Aesop’s master was Iadmon, who, recognizing his slave’s genius, freed him and sent him to the king. At court he was first looked upon as a sort of jester. But those who came to laugh at him, stayed to ponder his words.

It is unlikely that Aesop ever wrote down his fables. He hardly needed to. Everyone knew them by heart – and that is how they were handed down at first.

Some scholars doubt that we have anything left of the original Fables. But others point to the reliability of oral tradition to preserve the main points of a story however much it may be adapted or added to through the years.

Thomas James, who pieced together a fine collection of the Fables in 1874, wrote: “We have, in the main, both the spirit and body of Aesop’s Fables, if not as they proceeded from the Sage’s own lips, at least as they were known in the best times of Greek literature.”

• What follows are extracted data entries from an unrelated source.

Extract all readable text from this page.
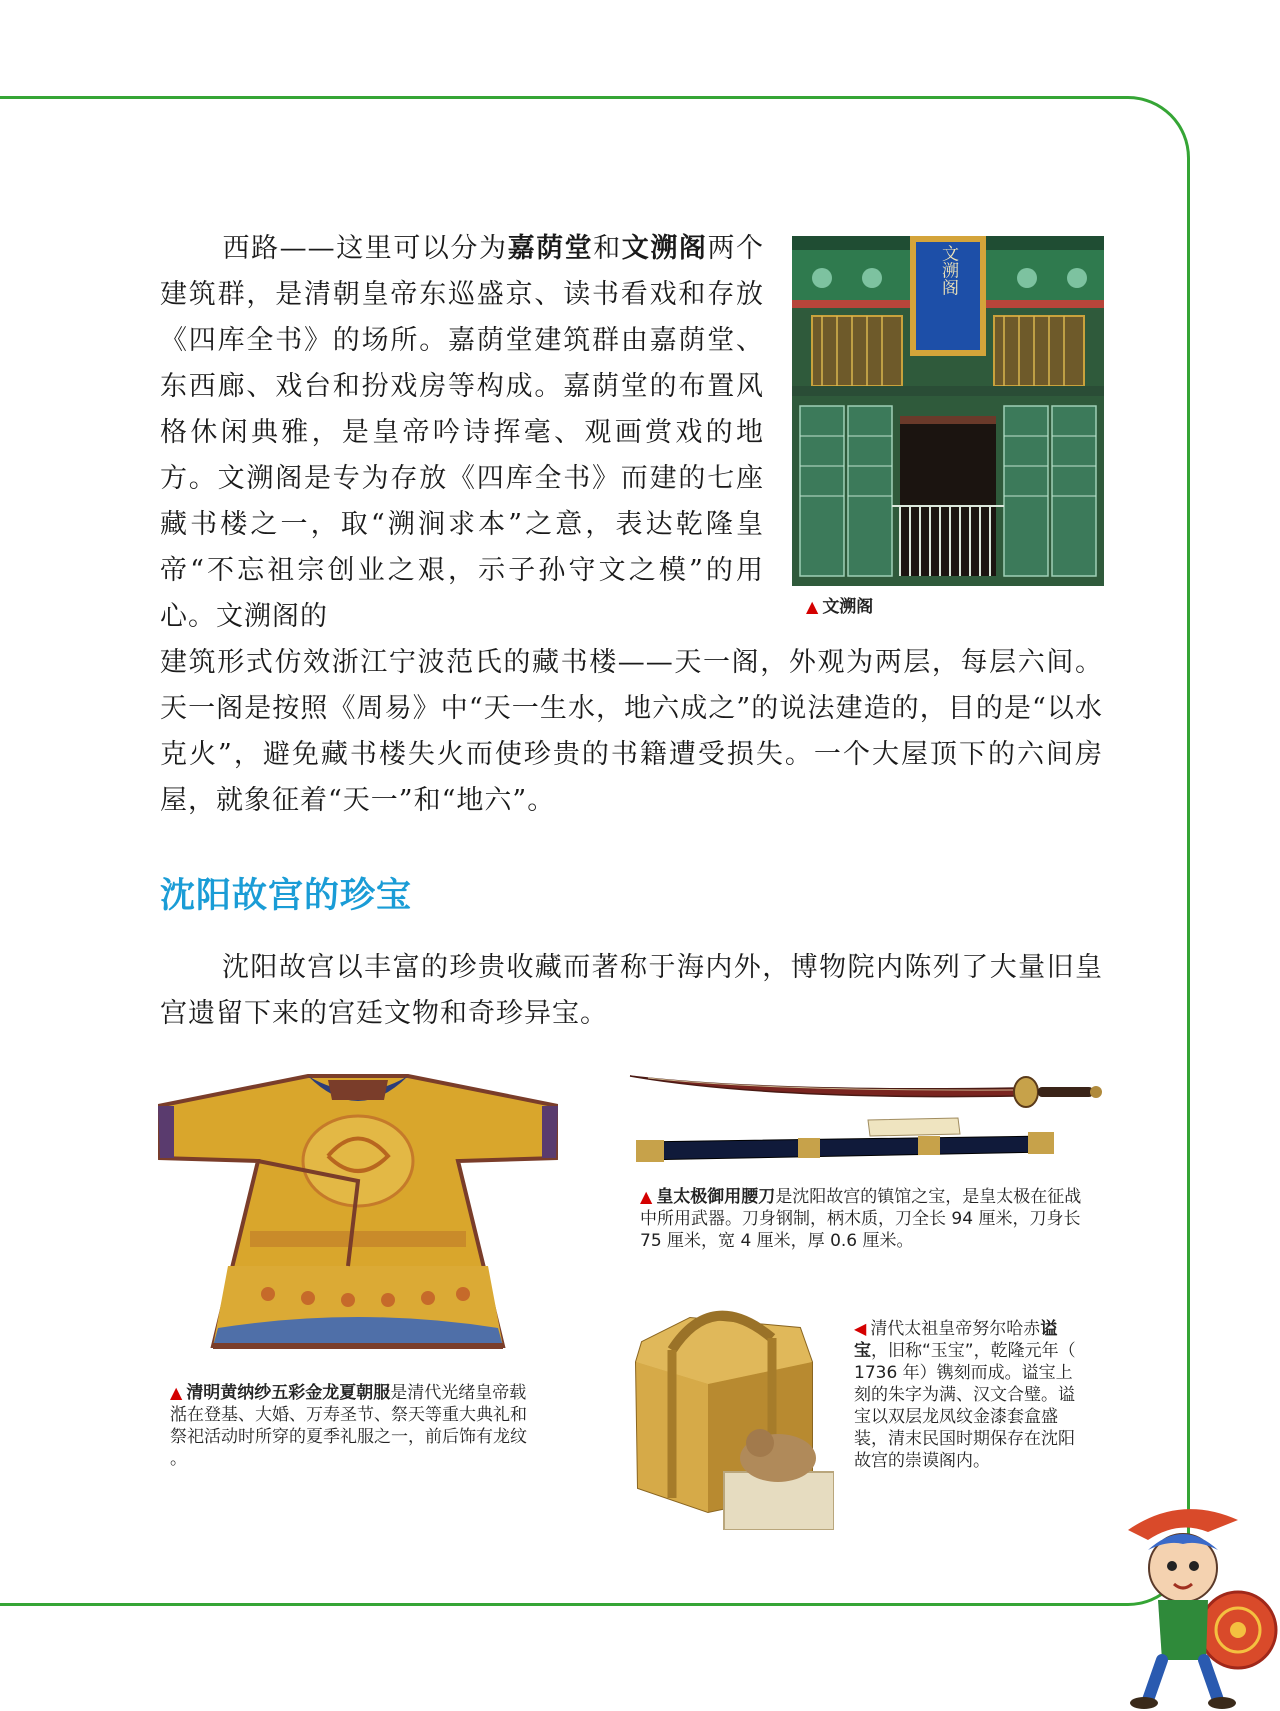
西路——这里可以分为嘉荫堂和文溯阁两个建筑群，是清朝皇帝东巡盛京、读书看戏和存放《四库全书》的场所。嘉荫堂建筑群由嘉荫堂、东西廊、戏台和扮戏房等构成。嘉荫堂的布置风格休闲典雅，是皇帝吟诗挥毫、观画赏戏的地方。文溯阁是专为存放《四库全书》而建的七座藏书楼之一，取“溯涧求本”之意，表达乾隆皇帝“不忘祖宗创业之艰，示子孙守文之模”的用心。文溯阁的

文溯阁

▲ 文溯阁

建筑形式仿效浙江宁波范氏的藏书楼——天一阁，外观为两层，每层六间。天一阁是按照《周易》中“天一生水，地六成之”的说法建造的，目的是“以水克火”，避免藏书楼失火而使珍贵的书籍遭受损失。一个大屋顶下的六间房屋，就象征着“天一”和“地六”。

沈阳故宫的珍宝

沈阳故宫以丰富的珍贵收藏而著称于海内外，博物院内陈列了大量旧皇宫遗留下来的宫廷文物和奇珍异宝。

▲ 清明黄纳纱五彩金龙夏朝服是清代光绪皇帝载湉在登基、大婚、万寿圣节、祭天等重大典礼和祭祀活动时所穿的夏季礼服之一，前后饰有龙纹 。

▲ 皇太极御用腰刀是沈阳故宫的镇馆之宝，是皇太极在征战中所用武器。刀身钢制，柄木质，刀全长 94 厘米，刀身长 75 厘米，宽 4 厘米，厚 0.6 厘米。

◀ 清代太祖皇帝努尔哈赤谥宝，旧称“玉宝”，乾隆元年（ 1736 年）镌刻而成。谥宝上刻的朱字为满、汉文合璧。谥宝以双层龙凤纹金漆套盒盛装，清末民国时期保存在沈阳故宫的崇谟阁内。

Aesop was probably the first to invent stories of wit and wisdom with morals of political significance that ordinary people could appreciate and understand.

And yet his art failed him in the end, before the howling mob at Delphi, who suspected him of embezzlement.

But vengeance, as he predicted in his story, came to Delphi. It was not a beetle, but something far tinier that entered their “nests.” It was a germ – a plague germ that killed young and old alike, and from which even the most powerful of the gods – even Jupiter – could not protect them.